But something dawned on me about my beloved small caps. I’ve been so wrapped up in what happened between Feb. 20 and March 23 – and what has happened since then – that I failed to open my eyes to the bigger, broader picture. The pattern to watch didn’t start a few weeks ago. It started in early 2018. And it’s a monster.
It is plain to see now that the plunge that terminated on Dec. 26, 2018, was a key first portion of the pattern. It all makes sense now that so much time has passed. And what we’re struggling with now is the ascending trendline from March 23, which is the latest piece of this puzzle.
If we can convincingly break that line, we can begin the next phase of this. This is a massively important point right now, however, because the topping pattern as reviewed by the Russell 2000 below is complex, clean and beautiful.
The risk to the one or two bears still left on the planet besides myself is the red line shown below. Push above it, and you can just hammer the last nail into the coffin.

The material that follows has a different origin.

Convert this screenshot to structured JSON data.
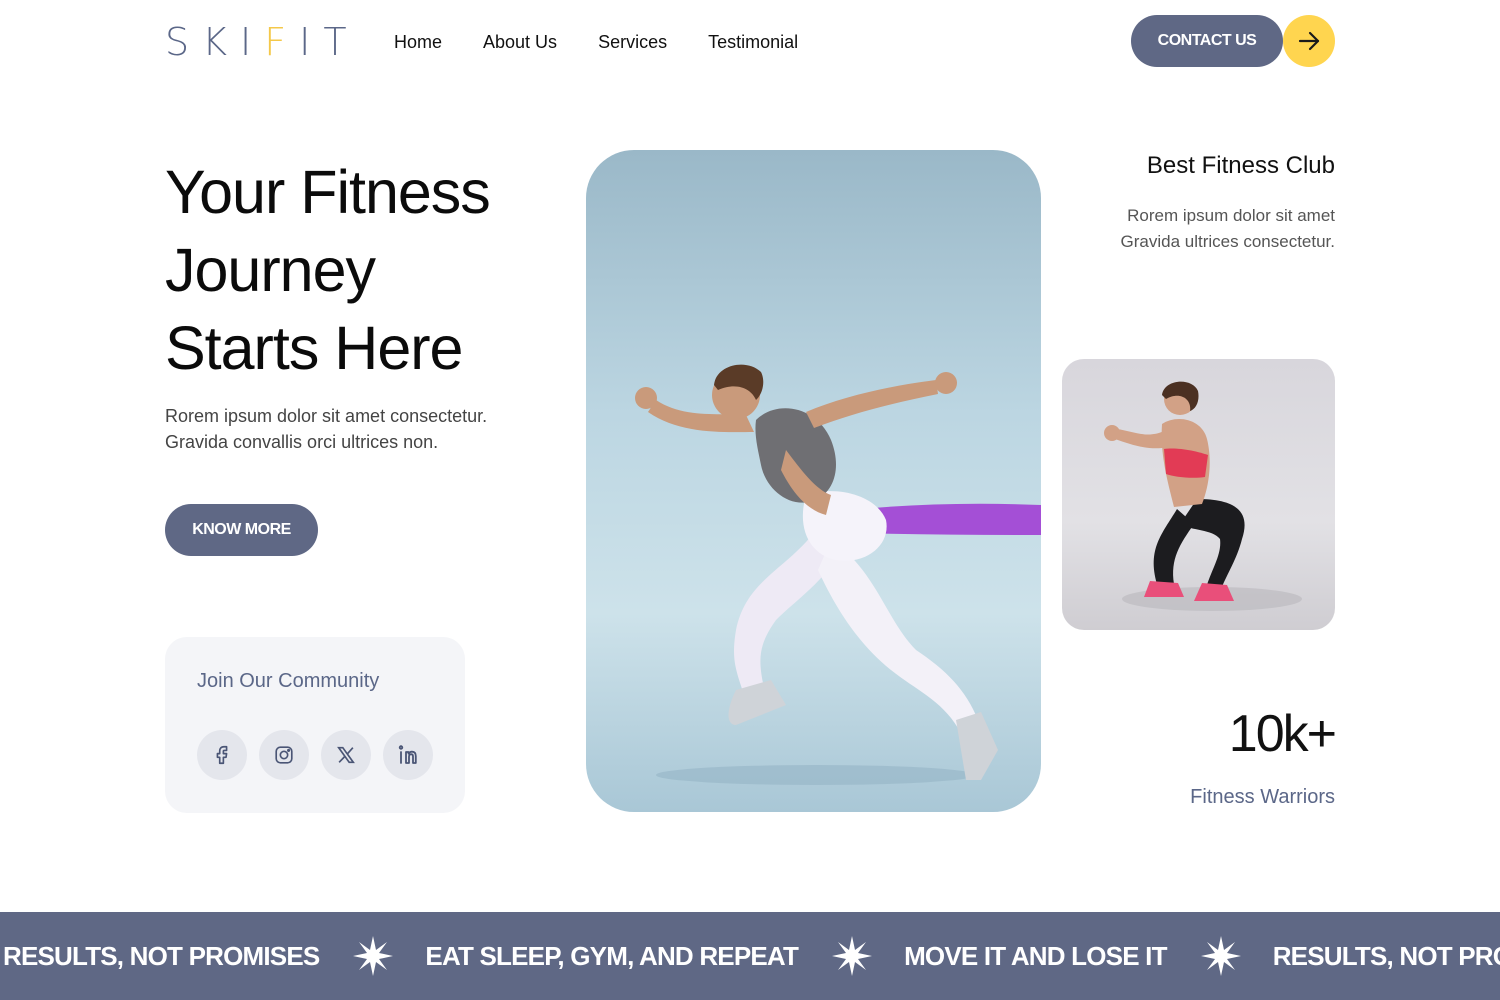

The consequence of this is that I’ve been retreating farther and farther into a corner. I have a mere 27 short positions now and a puny 74% commitment level. Long gone are the days of mid-March when I was 230% committed and my only lamentation was not holding on for greater profits. What a nice problem to have had.
I would suggest that my utter lack of exposure virtually guarantees a swan-dive in the immediate future.